Dir: Clint Eastwood.
Cast: Angelina Jolie, John Malkovich, Jeffrey Donovan, Michael Kelly, Colm Feore, Amy Ryan, Jason Butler Harner
Description: Single mother Christine Collins works as a supervisor at the telephone exchange to keep a roof over the head of her nine-year-old son Walter. One weekend, Christine is unexpectedly called into work and when she returns home, Walter has disappeared without trace. After months of fearing the worst, Captain JJ Jones contacts Christine with incredible news: Walter has been found safe in a neighbouring state. The jubilant mother races to the train station to meet her son, except the boy who claims to be Walter is an impostor. With the press swarming, the mother is forced against her will to take in the boy as if he were her son.

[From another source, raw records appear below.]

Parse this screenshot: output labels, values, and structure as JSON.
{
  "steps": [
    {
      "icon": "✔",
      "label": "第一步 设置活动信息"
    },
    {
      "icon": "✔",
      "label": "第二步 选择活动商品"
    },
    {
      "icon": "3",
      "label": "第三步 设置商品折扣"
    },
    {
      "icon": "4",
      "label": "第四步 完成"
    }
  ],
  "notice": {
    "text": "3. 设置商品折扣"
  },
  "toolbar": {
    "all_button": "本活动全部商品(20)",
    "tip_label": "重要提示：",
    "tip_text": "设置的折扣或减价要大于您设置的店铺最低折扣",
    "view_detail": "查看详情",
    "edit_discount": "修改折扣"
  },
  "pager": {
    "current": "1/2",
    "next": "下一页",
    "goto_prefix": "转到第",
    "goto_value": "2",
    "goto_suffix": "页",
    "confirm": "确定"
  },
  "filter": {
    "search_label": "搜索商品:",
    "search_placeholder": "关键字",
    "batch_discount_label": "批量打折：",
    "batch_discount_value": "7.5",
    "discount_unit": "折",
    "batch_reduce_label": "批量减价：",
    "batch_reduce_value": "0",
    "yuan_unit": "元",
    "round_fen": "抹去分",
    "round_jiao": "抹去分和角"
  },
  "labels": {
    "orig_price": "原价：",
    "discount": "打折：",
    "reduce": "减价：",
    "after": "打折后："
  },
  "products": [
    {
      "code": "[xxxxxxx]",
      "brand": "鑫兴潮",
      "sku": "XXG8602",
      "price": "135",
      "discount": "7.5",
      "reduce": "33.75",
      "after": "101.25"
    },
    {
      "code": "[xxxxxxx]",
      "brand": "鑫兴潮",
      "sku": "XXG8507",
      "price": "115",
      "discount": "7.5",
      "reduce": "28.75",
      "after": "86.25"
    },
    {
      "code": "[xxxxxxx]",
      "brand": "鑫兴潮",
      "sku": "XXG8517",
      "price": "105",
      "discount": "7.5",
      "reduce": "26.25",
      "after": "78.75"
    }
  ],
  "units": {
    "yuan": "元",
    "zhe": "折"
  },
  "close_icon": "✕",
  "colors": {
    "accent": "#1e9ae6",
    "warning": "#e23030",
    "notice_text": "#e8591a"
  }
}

Country: US. 2008. 141mins
Press gang: Captain J J Jones (Jeffrey Donovan) of the LAPD leads Christine Collins (Angelina Jolie) through a scrum of reporters after she informs the police that her nine-year-old son has gone missing
There is a moment in this true-crime thriller from Clint Eastwood where the heroine, played by Angelina Jolie, reveals her “pick” for Best Film at the Oscars. It’s 1935 and she’s backing It Happened One Night. The film did, of course, win and is now seen as a screwball classic, which makes both the heroine and that year’s judges look smart.
That Eastwood and his star are Oscar winners themselves, however, makes the in-joke a bit too cute. Hubris is fine. Complacency — particularly when attached to a project this patchy — is downright criminal.
There’s nothing wrong with Changeling’s subject matter. The story behind the film, dug up by scriptwriter and former journalist J Michael Straczynski, is a peach. The action, which takes place over several years, begins in 1928 when Christine Collins, a single mother living in a lower-middle-class district in LA, reports that her nine-year-old son, Walter, has gone missing. The notoriously corrupt and violent Los Angeles Police Department, led by Captain J J Jones (Jeffrey Donovan), barely lifts a finger to help, then suddenly foist another boy into her desperate arms. She knows it isn’t Walter. They do, too, but they want a feelgood story to keep the press off their backs, so advise her to take him for a “trial run”.
Clearly, for these men, something is better than nothing. They are astonished when Christine insists they keep up the search for her “real” son and are outraged when, with the help of a preacher (played by John Malkovich), she takes her story to the press. They accuse her of being a “derelict” mother, a floozy who wants to shirk her responsibilities.
Finally, they throw her into an asylum (thanks to something called Code 12, the LAPD could incarcerate powerless, generally female, inhabitants of the city without so much as a warrant).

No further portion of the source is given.